Porém, em Outubro de 2017 já ali não se encontrava: foi trabalhar para a Procuradoria-Geral da República, para voltar a coordenar os magistrados da área de família e menores, mas desta vez a nível nacional. Por que saiu, nunca se soube. Talvez já estivesse assim planeado, equacionaram na altura alguns colegas. Outros acham que não se deu bem com a função de directora do DIAP. “Quem sucedesse a Maria José Morgado teria sempre dificuldade em afirmar-se”, observa uma colega, que assinala a competência, mas também a mudança de atitude em comparação com a antecessora: “A porta do gabinete de Maria José Morgado estava sempre aberta. Não era preciso passar pelo secretariado para falar com ela. A dela já não: é uma pessoa um bocadinho formal”.

Tal como a antecessora no DIAP, Lucília Gago também passou pelo MRPP. Tem dois filhos adultos e é casada com um magistrado que já se reformou e que foi director-adjunto da Polícia Judiciária nos anos 90. “Tem uma personalidade forte e é exigente”, resume a mesma colega.

Outro magistrado que trabalhou com ela vai mais longe: “Não tem muitos anticorpos entre a classe senão aqueles gerados pelo feitio. Não perdoa a quem comete falhas. Agora é de uma seriedade à prova de bala”.
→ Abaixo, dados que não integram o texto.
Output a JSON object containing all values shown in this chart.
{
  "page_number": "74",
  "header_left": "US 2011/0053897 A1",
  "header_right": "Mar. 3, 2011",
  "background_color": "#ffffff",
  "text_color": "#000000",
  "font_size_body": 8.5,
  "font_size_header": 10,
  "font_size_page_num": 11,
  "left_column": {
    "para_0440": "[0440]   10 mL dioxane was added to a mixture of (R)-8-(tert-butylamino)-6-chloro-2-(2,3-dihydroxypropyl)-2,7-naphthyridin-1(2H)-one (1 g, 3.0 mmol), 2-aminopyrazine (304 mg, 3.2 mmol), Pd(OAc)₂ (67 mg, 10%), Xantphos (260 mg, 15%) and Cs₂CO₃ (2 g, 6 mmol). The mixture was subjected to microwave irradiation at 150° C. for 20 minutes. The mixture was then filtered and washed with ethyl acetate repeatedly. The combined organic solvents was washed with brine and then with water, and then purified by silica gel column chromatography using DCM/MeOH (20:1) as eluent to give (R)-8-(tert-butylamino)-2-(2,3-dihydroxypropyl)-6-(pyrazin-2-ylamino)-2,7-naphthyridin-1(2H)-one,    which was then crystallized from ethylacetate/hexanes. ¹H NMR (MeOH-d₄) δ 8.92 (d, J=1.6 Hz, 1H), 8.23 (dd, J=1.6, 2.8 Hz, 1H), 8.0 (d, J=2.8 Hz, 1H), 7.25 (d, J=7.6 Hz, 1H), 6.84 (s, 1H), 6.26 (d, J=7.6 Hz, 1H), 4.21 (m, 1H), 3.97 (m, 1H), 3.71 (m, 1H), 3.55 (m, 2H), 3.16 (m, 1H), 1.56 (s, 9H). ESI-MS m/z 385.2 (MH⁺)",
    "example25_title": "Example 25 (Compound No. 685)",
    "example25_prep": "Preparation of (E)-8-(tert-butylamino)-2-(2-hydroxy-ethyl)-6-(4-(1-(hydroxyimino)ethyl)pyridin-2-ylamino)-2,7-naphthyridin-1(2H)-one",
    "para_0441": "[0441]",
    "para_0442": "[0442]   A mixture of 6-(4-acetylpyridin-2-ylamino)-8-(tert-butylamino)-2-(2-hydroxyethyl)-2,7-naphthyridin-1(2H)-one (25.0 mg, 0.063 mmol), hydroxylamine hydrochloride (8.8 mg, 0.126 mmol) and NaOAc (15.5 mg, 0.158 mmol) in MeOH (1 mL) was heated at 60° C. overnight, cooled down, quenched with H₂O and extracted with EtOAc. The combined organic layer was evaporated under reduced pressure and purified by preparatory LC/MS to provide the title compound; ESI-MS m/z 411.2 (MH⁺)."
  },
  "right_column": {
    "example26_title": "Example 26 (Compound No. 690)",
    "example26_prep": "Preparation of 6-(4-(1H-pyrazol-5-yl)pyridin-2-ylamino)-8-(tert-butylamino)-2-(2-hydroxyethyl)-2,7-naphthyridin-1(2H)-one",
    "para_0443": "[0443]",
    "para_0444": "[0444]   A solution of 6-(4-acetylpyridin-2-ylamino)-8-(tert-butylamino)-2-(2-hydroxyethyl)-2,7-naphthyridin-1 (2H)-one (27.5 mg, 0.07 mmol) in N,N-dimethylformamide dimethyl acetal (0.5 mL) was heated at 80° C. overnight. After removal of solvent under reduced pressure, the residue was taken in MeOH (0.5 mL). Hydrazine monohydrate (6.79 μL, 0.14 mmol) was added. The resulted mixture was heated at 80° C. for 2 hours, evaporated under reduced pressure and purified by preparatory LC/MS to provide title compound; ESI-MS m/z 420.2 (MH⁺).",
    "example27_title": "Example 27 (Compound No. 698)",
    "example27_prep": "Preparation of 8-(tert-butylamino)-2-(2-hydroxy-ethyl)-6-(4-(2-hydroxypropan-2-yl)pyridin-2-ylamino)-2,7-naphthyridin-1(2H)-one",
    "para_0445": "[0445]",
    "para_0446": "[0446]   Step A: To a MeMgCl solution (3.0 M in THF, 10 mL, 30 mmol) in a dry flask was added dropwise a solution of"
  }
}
Não sendo os processos judiciais da sua área habitualmente mediáticos, não se lhe conhecem grandes casos. A excepção é o processo das viagens-fantasma dos deputados, um esquema através do qual vários parlamentares viajaram com as famílias à conta da Assembleia da República na década de 80. Noutros casos nem sequer saíram de São Bento, mas receberam o dinheiro correspondente. Era habitual apresentarem contas individuais de quilometragem em carro próprio quando, muitas vezes, se agrupavam aos três e quatro num único automóvel.
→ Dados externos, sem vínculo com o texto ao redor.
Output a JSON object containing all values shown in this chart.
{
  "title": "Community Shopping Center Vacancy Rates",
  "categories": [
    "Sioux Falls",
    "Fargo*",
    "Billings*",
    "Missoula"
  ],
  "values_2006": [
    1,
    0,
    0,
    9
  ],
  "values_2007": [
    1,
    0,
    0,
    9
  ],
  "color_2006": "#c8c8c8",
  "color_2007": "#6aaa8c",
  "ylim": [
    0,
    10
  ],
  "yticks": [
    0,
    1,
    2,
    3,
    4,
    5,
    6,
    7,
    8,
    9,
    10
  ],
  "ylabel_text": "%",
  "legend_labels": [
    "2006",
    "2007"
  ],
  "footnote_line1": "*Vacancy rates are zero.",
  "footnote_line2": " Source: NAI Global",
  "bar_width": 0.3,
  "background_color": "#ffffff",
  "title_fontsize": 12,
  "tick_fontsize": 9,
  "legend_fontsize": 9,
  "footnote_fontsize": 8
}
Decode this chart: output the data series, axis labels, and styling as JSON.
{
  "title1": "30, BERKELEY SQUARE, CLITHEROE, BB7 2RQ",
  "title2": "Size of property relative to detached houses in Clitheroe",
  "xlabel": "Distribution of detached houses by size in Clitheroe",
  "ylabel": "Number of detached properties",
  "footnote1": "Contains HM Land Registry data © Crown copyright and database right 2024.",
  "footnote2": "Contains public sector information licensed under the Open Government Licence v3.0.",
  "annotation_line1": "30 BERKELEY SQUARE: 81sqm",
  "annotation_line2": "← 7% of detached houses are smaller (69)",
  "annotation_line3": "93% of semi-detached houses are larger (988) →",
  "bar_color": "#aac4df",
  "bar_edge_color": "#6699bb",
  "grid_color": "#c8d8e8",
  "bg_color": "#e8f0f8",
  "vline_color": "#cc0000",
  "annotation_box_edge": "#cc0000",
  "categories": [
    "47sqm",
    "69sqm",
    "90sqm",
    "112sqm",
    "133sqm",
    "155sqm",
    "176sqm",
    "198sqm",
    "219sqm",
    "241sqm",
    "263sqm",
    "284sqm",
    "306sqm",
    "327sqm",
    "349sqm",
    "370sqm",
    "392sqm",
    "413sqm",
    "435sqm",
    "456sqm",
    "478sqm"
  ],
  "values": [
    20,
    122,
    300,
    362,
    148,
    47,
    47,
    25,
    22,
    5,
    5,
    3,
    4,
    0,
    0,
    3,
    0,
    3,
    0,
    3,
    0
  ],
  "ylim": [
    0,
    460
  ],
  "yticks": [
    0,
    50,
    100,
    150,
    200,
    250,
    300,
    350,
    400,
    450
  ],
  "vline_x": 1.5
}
A complexidade da investigação e a demora no apuramento dos factos – havia meia centena de suspeitos – fez prescrever a maioria dos casos. O Ministério Público não chegou a investigar o desdobramento de bilhetes de avião de classe turística em classe executiva, para que filhos e cônjuges dos deputados os pudessem acompanhar em viagem: entendeu que nesses casos não havia prejuízo para o erário público, até porque o então presidente da Assembleia da República, Vítor Crespo, o autorizava.

Mais recentemente, Lucília Gago ganhou algum protagonismo quando defendeu uma subordinada sua que tinha o processo da morte dos jovens do curso dos comandos em mãos das acusações do advogado de um dos arguidos.

“Fez um excelente trabalho na revisão da lei da adopção”, considera outro colega da magistrada. O grupo de trabalho que integrou “podia ter ido mais longe na possibilidade de ser adoptado até aos 18 anos, em vez de ter ficado nos 15, mas provavelmente não lho permitiram”.

Para a ministra da Justiça, Francisca van Dunem, a nova procuradora-geral da República, que tem 62 anos, não é de todo uma desconhecida: pelas funções que cada uma foi desempenhando no Ministério Público já trabalharam de perto por mais de uma vez. E se Joana Marques Vidal por várias vezes reclamou junto da tutela mais pessoal e meios, quer para o Ministério Público quer também para a Polícia Judiciária, outra colega da sua sucessora acredita que a nova titular do cargo também fará o mesmo: “Não acredito que se conforme com a falta de meios”.